1.2 KiB
1.2 KiB
name, description
| name | description |
|---|---|
| pdf-toolchain | Research and maintain PDFtoMD toolchain compatibility for Marker, Nougat, PyMuPDF, PyTorch/CUDA, model cache, and licensing. Use when Codex needs dependency pins, runtime compatibility checks, official-source research, or updates to docs/TOOLCHAIN.md and related ADRs. |
PDF Toolchain
Workflow
- Read
AGENTS.md,PLAN.md,PROGRESS.md,docs/TOOLCHAIN.md,docs/ARCHITECTURE.md, anddocs/ADR.md. - Prefer official or primary sources for current facts.

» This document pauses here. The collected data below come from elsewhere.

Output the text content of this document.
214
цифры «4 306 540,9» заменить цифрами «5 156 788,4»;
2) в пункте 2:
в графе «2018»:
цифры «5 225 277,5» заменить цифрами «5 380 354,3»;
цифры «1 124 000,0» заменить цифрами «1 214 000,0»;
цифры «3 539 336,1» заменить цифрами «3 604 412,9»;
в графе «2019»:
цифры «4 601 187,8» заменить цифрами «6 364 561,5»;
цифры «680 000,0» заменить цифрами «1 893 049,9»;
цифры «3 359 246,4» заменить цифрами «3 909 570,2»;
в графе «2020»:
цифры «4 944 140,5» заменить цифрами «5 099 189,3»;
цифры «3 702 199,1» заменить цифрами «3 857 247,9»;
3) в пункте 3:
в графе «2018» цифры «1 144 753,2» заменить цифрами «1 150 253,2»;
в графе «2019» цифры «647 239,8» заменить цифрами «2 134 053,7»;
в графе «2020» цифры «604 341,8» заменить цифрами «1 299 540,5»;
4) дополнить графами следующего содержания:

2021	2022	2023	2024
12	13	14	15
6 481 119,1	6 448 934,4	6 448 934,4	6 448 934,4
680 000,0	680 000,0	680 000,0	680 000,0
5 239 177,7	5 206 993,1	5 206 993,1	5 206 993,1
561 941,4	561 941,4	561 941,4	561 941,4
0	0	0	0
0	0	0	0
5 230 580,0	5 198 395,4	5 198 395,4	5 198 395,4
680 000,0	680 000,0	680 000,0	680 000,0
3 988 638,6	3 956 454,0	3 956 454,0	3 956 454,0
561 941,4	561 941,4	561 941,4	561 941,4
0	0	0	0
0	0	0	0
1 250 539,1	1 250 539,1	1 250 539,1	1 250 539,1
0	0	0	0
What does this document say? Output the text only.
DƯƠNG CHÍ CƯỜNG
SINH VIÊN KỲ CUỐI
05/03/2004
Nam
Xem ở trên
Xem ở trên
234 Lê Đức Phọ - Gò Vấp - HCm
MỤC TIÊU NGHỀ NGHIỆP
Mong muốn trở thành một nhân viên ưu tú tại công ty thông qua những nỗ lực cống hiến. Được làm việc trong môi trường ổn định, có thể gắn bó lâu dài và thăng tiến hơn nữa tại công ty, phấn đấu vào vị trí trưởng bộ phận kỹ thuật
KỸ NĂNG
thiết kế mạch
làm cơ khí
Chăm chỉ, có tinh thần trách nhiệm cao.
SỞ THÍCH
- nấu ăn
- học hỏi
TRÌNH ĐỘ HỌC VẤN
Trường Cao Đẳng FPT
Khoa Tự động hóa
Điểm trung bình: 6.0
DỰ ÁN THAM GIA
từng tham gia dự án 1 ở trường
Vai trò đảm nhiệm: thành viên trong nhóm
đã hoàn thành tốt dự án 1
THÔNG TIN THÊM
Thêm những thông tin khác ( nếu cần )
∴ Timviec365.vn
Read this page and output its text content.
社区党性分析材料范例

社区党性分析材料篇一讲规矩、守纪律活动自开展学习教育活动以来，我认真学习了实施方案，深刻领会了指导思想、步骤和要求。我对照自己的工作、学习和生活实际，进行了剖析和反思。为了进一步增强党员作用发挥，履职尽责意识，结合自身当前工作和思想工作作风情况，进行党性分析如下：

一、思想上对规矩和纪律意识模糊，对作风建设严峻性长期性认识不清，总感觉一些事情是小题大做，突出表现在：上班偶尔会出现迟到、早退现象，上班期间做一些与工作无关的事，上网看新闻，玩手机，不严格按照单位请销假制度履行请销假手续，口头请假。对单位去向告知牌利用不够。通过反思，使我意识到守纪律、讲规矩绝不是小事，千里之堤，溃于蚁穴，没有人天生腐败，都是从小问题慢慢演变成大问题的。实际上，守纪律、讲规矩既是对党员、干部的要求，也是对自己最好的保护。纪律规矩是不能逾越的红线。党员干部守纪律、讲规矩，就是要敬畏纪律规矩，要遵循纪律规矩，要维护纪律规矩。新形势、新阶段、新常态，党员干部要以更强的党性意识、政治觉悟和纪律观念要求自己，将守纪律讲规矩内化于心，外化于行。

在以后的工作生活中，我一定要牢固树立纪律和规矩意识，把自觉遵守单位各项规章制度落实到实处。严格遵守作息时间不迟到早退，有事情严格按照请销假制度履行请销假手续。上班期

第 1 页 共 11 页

- Verify local facts with commands when relevant:
.\venv\python.exe -m pip check.\venv\python.exe -c "import torch; print(torch.__version__, torch.version.cuda, torch.cuda.is_available())".\venv\Scripts\nougat.exe --help
- Preserve the verified GTX 1070 Ti baseline unless a replacement is tested.
- Update
docs/TOOLCHAIN.mdanddocs/ADR.mdwhen dependency decisions change.
Guardrails
- Do not upgrade
torch,transformers,albumentations,pypdfium2,opencv-python-headless,Pillow, orfsspecwithout re-running compatibility checks. - Do not switch the primary parser away from Marker without an ADR update.
- Do not download model weights unless the user explicitly asks.